Rodos Şehir Merkezinde Bisikletle Keşif Turu
Şehir surlarından içeri girdikten sonra büyülenmeye hazır olun. Ortaçağ’ın en görkemli şehirlerinden birisi olan Rodos, bugün hala mimarisi ile ziyaretçilerini etkilemeyi başarıyor. Sokaklarda kaybolun, keşfedin ve bol bol fotoğraf çekin.
Grand Masters Sarayı
Saint Jean Şövalyeler Dönemi’nden kalma en önemli eserlerden olan tarihi saray, şövalyelerin idari merkezi ve aynı zamanda Rodos’a egemen sosyal ve entelektüel sınıfın da merkezi olmuş. Zemindeki mozaikler Kos adasından getirilmiş. Avlusu ise harika.
Şövalyeler Caddesi:
Eski Rodos’un en ünlü sokağı Şövalyeler Sokağı, Liman ile Büyük Üstadlar Sarayı (Grand Masters’ Palace) arasında yer alıyor. 14. yüzyılda yapılan binalar, şövalyelerin bir araya geldikleri ve konaklama yaptıkları yerlerdir. Binaların üzerindeki armalardan ve bayraklardan hangi hanın, hangi ülkenin şövalyelerine ev sahipliği yaptığını anlayabilirsiniz.
Arkeoloji Müzesi:
Rodos Arkeoloji Müzesi, 1489 yılında yapılan Şövalyeler Hastanesi Binası’nda yer alıyor. Rodos tarihinin tüm dönemlerine ait arkeolojik kazılar sırasında bulunan mezar anıtları, çeşitli heykel parçaları bu müzede sergilenmekte.
Hipokrat Meydanından sonra ana caddeden ilerleyip hafif bir yokuş tırmandıktan sonra tarihi Saat Kulesi’ne ulaşabilirsiniz.
Hipokrat Meydanından kısacık yürüyüş mesafelerinde bulunan yerler: Osmanlı hakimiyetini simgeleyen ve 1523’de yapımı tamamlanan Süleyman Camii, 1540’da yapılan İbrahim Paşa Cami, davetkar giriş kapısı ile 1794 yılında yapılan ve çok değerli eserler barındıran Fethi Paşa Kütüphanesi, ve 500 yıllık Mustafa Paşa Hamamı.

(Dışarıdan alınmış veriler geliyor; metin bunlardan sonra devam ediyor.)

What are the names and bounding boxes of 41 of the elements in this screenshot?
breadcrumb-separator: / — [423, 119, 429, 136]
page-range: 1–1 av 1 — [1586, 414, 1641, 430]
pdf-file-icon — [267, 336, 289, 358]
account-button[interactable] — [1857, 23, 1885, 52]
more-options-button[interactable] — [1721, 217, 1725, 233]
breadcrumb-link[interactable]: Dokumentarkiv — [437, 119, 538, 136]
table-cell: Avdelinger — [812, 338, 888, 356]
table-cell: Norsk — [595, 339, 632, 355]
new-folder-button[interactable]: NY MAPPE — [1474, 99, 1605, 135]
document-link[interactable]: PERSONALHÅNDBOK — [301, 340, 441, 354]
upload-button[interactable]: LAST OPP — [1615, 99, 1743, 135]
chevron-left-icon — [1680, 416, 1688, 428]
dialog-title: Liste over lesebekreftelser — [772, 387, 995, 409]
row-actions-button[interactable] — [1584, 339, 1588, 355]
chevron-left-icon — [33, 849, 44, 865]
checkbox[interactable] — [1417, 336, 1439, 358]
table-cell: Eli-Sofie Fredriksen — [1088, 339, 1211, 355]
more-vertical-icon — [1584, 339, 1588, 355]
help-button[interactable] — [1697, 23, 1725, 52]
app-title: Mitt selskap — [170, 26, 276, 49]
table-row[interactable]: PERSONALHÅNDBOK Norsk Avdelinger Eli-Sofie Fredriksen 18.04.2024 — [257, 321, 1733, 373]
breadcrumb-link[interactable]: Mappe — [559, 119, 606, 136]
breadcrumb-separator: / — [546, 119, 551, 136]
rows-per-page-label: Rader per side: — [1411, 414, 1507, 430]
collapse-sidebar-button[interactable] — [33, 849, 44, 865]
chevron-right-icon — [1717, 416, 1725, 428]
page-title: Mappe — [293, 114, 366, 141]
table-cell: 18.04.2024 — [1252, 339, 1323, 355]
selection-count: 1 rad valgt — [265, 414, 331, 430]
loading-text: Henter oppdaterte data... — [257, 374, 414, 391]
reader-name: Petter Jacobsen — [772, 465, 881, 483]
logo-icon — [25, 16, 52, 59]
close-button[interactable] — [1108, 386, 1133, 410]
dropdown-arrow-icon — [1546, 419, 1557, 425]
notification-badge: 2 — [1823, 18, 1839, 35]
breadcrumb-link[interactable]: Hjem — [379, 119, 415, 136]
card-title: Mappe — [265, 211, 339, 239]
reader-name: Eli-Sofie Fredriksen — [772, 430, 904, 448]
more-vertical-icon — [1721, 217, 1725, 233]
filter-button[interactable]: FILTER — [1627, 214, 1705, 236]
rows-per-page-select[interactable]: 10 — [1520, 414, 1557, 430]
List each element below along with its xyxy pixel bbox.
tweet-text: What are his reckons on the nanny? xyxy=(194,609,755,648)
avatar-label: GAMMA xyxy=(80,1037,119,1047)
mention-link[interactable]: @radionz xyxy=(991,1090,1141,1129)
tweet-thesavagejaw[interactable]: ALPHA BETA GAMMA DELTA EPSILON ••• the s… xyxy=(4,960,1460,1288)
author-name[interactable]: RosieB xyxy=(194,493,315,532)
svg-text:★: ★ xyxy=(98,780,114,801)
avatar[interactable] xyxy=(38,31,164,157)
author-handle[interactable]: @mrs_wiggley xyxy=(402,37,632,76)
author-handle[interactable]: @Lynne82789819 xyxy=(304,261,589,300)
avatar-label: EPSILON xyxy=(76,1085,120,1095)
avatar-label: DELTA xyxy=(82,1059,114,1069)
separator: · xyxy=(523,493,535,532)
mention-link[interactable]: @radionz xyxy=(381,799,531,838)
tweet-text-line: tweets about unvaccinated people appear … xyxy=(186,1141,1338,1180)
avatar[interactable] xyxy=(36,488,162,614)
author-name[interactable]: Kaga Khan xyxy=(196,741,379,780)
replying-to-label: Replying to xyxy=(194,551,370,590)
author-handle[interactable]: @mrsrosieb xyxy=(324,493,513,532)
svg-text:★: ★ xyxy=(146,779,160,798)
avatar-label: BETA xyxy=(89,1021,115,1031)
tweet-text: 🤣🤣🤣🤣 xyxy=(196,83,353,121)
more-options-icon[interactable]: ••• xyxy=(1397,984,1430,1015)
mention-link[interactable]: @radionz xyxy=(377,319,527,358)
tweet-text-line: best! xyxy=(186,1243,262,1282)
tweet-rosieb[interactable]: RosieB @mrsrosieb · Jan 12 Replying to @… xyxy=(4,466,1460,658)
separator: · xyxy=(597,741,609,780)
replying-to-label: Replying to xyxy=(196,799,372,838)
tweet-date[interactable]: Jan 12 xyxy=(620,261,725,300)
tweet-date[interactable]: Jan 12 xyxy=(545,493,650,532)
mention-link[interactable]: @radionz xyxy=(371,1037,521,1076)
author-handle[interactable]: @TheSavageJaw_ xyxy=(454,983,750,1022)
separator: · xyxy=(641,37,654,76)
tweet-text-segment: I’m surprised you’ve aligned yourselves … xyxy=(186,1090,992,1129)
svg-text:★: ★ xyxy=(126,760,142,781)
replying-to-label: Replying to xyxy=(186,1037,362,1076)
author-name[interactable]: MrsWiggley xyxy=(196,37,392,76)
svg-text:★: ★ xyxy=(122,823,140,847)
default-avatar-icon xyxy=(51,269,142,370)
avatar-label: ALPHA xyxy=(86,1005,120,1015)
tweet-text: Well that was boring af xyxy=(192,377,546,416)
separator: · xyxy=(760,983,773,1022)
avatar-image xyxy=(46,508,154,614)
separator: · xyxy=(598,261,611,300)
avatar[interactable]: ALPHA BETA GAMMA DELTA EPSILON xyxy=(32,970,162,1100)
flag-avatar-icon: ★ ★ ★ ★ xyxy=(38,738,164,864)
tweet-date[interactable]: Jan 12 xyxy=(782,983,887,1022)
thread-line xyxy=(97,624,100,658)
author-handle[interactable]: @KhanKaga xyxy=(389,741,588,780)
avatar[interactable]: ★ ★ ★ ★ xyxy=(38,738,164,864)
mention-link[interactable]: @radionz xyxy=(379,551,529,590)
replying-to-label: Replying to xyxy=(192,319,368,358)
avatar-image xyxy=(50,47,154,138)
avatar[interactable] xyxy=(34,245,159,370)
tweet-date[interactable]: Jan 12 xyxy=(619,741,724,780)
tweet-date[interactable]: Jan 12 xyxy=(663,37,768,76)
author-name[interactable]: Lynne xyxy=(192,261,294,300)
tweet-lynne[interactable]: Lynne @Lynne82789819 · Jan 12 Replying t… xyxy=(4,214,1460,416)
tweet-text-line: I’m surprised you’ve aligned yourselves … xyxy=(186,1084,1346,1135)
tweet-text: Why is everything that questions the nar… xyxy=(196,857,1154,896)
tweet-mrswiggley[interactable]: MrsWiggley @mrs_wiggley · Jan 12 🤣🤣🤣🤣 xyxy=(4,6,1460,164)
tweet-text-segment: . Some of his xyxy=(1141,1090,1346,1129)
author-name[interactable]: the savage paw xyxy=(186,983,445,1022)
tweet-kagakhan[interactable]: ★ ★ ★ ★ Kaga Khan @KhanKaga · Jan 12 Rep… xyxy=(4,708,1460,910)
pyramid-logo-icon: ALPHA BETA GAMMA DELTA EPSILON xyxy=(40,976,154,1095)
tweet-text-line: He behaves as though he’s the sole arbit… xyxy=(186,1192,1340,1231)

Eski çağlarda adı geçen ünlü Rodos Heykeli “Colossus” Mandraki Limanı’nda bulunuyordu. Bu devasa adam heykeli yapıldıktan kısa bir süre sonra depremde yıkılmış ve günümüzde bu heykeli simgeleyen “Elefos” ile “Elafina” isimlerinde iki geyik heykeli bu ünlü limanda bulunmaktadır. Mandraki Limanı’ndaki tarihi yel değirmenlerinin önünden geçip sahildeki yaya/bisiklet yolundan Akvaryuma ulaşabilirsiniz.
Akvaryum:
Bence Rodos’un en keyifli yerlerinden birisi Akvaryum. Ege ve Akdeniz’de yaşayan balıkları canlı canlı görmek, deniz girmek konusunda düşündürücü olabilir ama suyun altında ne olduğunu bilmek gerek.
Akropolis:
Agios Stefanos tepesinde antik Rodos’un Akropolis’i bulunuyor. Güneş Tanrısı Helios şerefine yapılan ve spor oyunlarına ev sahipliği yapan Hellenistik Stadyum’un yanında, mermerden inşa edilen ve antik çağda konserlerin verildiği Theatron (tiyatro) yer alıyor. Tiyatro’nun yanında ise, kentin koruyucu tanrısı Pythios Apollon’un Dor tarzdaki tapınağı yükseliyor. Buradan kentin manzarası harika.